C&B Notes

‘System D’ Entrepreneurship

This Wired Q&A with Robert Neuwirth explores what he calls System D:  the world’s informal/black market/underground economy that is largely untaxed, unlicensed, and unregulated (Neuwirth specifically excludes outright criminal activities like drugs and gun-running).  He argues that both its size and importance are enormous.

Not many people think of shantytowns, illegal street vendors, and unlicensed roadside hawkers as major economic players.  But according to journalist Robert Neuwirth, that’s exactly what they’ve become.  In his new book, Stealth of Nations: The Global Rise of the Informal Economy, Neuwirth points out that small, illegal, off-the-books businesses collectively account for trillions of dollars in commerce and employ fully half the world’s workers. Further, he says, these enterprises are critical sources of entrepreneurialism, innovation, and self-reliance.  And the globe’s gray and black markets have grown during the international recession, adding jobs, increasing sales, and improving the lives of hundreds of millions.  It’s time, Neuwirth says, for the developed world to wake up to what those who are working in the shadows of globalization have to offer.

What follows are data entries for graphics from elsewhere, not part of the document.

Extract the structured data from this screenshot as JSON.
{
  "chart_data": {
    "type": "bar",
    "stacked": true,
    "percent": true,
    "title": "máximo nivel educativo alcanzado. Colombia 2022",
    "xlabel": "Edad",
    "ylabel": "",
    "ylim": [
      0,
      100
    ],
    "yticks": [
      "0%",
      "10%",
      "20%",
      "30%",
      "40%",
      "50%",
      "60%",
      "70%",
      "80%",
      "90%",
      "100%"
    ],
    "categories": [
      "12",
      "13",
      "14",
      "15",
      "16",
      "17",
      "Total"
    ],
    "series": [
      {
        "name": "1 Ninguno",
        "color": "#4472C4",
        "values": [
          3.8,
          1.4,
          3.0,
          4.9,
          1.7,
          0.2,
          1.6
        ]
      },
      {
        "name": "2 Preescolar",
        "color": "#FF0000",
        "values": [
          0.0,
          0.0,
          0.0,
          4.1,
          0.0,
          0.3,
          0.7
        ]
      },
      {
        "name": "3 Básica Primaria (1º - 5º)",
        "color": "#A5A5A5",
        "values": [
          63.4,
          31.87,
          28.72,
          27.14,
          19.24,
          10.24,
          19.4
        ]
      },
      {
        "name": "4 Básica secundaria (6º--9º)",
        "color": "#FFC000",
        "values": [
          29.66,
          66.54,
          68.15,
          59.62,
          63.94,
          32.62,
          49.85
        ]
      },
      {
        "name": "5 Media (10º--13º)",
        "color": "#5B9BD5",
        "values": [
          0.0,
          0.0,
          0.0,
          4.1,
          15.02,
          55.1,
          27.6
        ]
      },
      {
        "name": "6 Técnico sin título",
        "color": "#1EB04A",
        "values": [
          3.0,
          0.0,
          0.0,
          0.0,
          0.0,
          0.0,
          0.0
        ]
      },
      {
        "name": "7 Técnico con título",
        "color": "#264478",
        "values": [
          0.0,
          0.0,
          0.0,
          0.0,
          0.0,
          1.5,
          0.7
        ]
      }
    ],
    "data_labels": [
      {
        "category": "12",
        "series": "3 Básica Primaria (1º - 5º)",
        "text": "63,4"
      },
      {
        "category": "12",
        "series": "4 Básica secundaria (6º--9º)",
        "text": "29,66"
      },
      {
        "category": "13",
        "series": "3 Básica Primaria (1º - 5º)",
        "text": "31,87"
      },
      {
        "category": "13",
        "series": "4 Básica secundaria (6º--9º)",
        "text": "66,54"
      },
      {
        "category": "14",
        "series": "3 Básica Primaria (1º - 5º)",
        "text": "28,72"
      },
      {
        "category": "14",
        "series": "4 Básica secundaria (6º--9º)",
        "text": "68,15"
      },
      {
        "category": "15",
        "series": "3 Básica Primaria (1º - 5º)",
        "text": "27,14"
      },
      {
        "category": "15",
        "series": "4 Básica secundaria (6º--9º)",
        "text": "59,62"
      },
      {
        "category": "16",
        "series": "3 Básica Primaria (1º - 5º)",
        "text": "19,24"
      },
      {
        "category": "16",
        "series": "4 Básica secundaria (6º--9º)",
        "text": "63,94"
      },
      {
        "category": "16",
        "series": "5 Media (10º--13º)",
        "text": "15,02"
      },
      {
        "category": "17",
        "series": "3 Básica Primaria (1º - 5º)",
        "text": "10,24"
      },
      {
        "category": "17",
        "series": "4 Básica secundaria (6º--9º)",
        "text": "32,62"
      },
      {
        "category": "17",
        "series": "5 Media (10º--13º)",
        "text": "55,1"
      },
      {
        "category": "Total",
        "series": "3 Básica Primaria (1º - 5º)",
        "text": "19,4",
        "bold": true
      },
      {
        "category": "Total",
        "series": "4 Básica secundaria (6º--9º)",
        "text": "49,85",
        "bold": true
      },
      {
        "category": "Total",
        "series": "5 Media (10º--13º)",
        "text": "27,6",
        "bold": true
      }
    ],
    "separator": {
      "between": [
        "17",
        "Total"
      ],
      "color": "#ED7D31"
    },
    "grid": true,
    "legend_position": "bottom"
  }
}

We thought the discussion of how large multinationals are using this distribution channel was particularly noteworthy:

Procter & Gamble, Unilever, Colgate-Palmolive: They sell lots of products through the little unregistered and unlicensed stores in the developing world. And they want their products in those stores, because that’s where the customers are…Procter & Gamble, for instance, realized that although Walmart is its single largest customer, System D outposts, when you total them up, actually account for more business. So Procter & Gamble decided to get its products into those stores. In each country, P&G hires a local distributor — sometimes several layers of local distributors — to get the product from a legal, formal, tax paying company to a company willing to deal with unlicensed vendors who don’t pay taxes.  That’s how Procter & Gamble gets Downy fabric softener, Tide laundry detergent, and all manner of other goods into the squatter communities of the developing world.  Today, in aggregate, these markets make up the largest percentage of the company’s sales worldwide.